Eliminate duplicates before union


I need to run a query, that select two columns from a big table (3m+ rows, with selecting two columns, the result set is around 6-7m) and returns a list. So I used union to merge the columns into a list and also to eliminate duplicates. The problem is that I cant return the result in one query, I need to partition it, so I applied a LIMIT ?,? to the subqueries, which the application layer sets via Prepared Statements.

SELECT val
FROM 
(
    (SELECT fs.smr as val
    FROM `fr_search` as fs
    ORDER BY val LIMIT ?,?)

    UNION

    (SELECT fs.dmr as val
    FROM `fr_search` as fs
    ORDER BY val LIMIT ?,?)
) as vals
GROUP BY val

The problem: The union eliminates the duplicates, but only after the LIMIT is applied. Meaning If the two query returns 100+100=200 rows and most of them is a duplicate, I only return <200 rows.
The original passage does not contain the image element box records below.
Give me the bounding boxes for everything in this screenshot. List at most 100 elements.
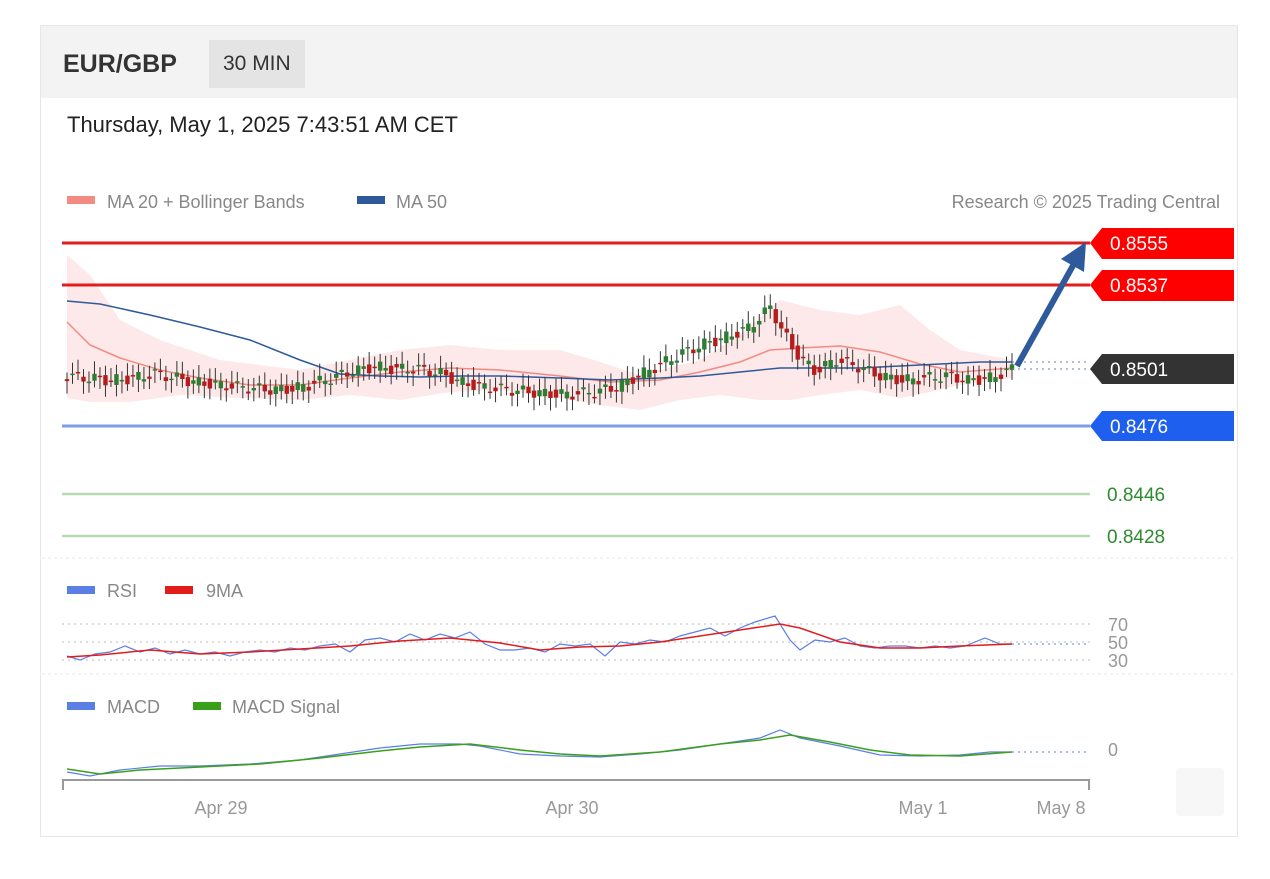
rsi-legend-swatch	[67, 586, 95, 594]
candle-body	[515, 390, 520, 394]
candle-body	[960, 380, 965, 383]
candle-body	[707, 341, 713, 343]
candle-body	[163, 377, 169, 382]
x-tick-may1: May 1	[898, 798, 947, 818]
candle-body	[850, 362, 855, 366]
candle-body	[669, 361, 674, 365]
macd-legend-label: MACD	[107, 697, 160, 717]
candle-body	[674, 360, 680, 363]
candle-body	[312, 380, 317, 384]
candle-body	[531, 390, 537, 398]
candle-body	[894, 375, 899, 385]
candle-body	[603, 384, 608, 388]
candle-body	[822, 360, 828, 367]
candle-body	[553, 389, 559, 398]
candle-body	[207, 378, 213, 389]
candle-body	[663, 356, 669, 363]
candle-body	[218, 381, 224, 389]
candle-body	[883, 372, 888, 381]
candle-body	[421, 364, 427, 367]
x-tick-may8: May 8	[1036, 798, 1085, 818]
candle-body	[471, 379, 476, 390]
candle-body	[762, 307, 767, 315]
rsi-tick-70: 70	[1108, 615, 1128, 635]
candle-body	[795, 345, 800, 360]
candle-body	[910, 378, 916, 385]
macd-legend-swatch	[67, 702, 95, 710]
candle-body	[438, 368, 443, 375]
candle-body	[460, 377, 465, 385]
candle-body	[301, 384, 306, 392]
candle-body	[119, 379, 125, 382]
candle-body	[817, 366, 822, 373]
candle-body	[108, 380, 114, 383]
candle-body	[976, 375, 982, 385]
candle-body	[658, 362, 663, 365]
candle-body	[921, 375, 927, 378]
candle-body	[416, 364, 421, 367]
candle-body	[262, 384, 267, 392]
candle-body	[64, 379, 70, 382]
candle-body	[614, 390, 619, 392]
candle-body	[987, 372, 993, 383]
candle-body	[680, 349, 685, 355]
candle-body	[97, 375, 103, 378]
candle-body	[597, 388, 603, 394]
rsi9ma-legend-swatch	[165, 586, 193, 594]
candle-body	[405, 371, 410, 374]
candle-body	[465, 383, 471, 387]
candle-body	[399, 363, 405, 369]
candle-body	[317, 375, 322, 381]
candle-body	[169, 378, 174, 381]
candle-body	[202, 381, 207, 386]
macd-signal-legend-label: MACD Signal	[232, 697, 340, 717]
candle-body	[581, 387, 586, 390]
candle-body	[240, 386, 246, 388]
candle-body	[377, 361, 383, 371]
candle-body	[306, 386, 311, 391]
candle-body	[938, 381, 943, 383]
candle-body	[740, 327, 745, 329]
candle-body	[75, 371, 81, 374]
candle-body	[273, 386, 278, 395]
candle-body	[279, 385, 284, 392]
candle-body	[366, 364, 372, 374]
candle-body	[773, 309, 778, 324]
candle-body	[696, 348, 702, 353]
rsi-tick-50: 50	[1108, 633, 1128, 653]
candle-body	[493, 387, 498, 392]
forecast-arrow-shaft	[1014, 260, 1078, 368]
settings-button[interactable]	[1176, 768, 1224, 816]
candle-body	[498, 383, 504, 386]
rsi-legend-label: RSI	[107, 581, 137, 601]
candle-body	[806, 360, 811, 365]
candle-body	[998, 374, 1004, 379]
candle-body	[290, 385, 295, 392]
candle-body	[575, 391, 581, 395]
candle-body	[630, 377, 636, 384]
candle-body	[509, 392, 515, 396]
candle-body	[685, 347, 691, 349]
candle-body	[70, 373, 75, 376]
candle-body	[482, 383, 487, 389]
candle-body	[443, 369, 449, 376]
candle-body	[751, 327, 756, 333]
candle-body	[812, 365, 817, 375]
rsi-tick-30: 30	[1108, 651, 1128, 671]
candle-body	[246, 391, 251, 394]
candle-body	[735, 331, 740, 338]
candle-body	[147, 376, 152, 379]
candle-body	[180, 373, 185, 380]
candle-body	[432, 374, 438, 377]
candle-body	[136, 371, 141, 380]
candle-body	[361, 366, 366, 369]
candle-body	[328, 383, 333, 386]
candle-body	[965, 375, 971, 384]
candle-body	[971, 378, 976, 381]
candle-body	[152, 369, 158, 371]
rsi9ma-legend-label: 9MA	[206, 581, 243, 601]
candle-body	[949, 371, 954, 374]
candle-body	[504, 386, 509, 389]
candle-body	[191, 380, 196, 384]
candle-body	[196, 377, 202, 386]
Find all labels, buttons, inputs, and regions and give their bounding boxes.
How can I apply a limit to such a query, that I can return a specific amount of rows? (If I apply the LIMIT after the subqueries, It will take more than two minutes to run, so It will not solve the problem. )


Solution

  • You don't actually need a subquery for this. The following will work for the first 100 rows:

     (SELECT DISTINCT fs.smr as val
      FROM `fr_search` as fs
      ORDER BY val
      LIMIT 100
     )
     UNION
     (SELECT DISTINCT fs.dmr as val
      FROM `fr_search` as fs
      ORDER BY val
      LIMIT 100
     )
     ORDER BY val
     LIMIT 100;
    

    However, once you start putting in offset, it gets more complicated. For the next 100 rows:

     (SELECT DISTINCT fs.smr as val
      FROM `fr_search` as fs
      ORDER BY val
      LIMIT 200
     )
     UNION
     (SELECT DISTINCT fs.dmr as val
      FROM `fr_search` as fs
      ORDER BY val
      LIMIT 200
     )
     ORDER BY val
     LIMIT 100, 100;
    

    The problem is that you don't know where the second set will come from.

    If you actually need to page through the result set, I would suggest that you store it in a temporary table and page off of the temporary table.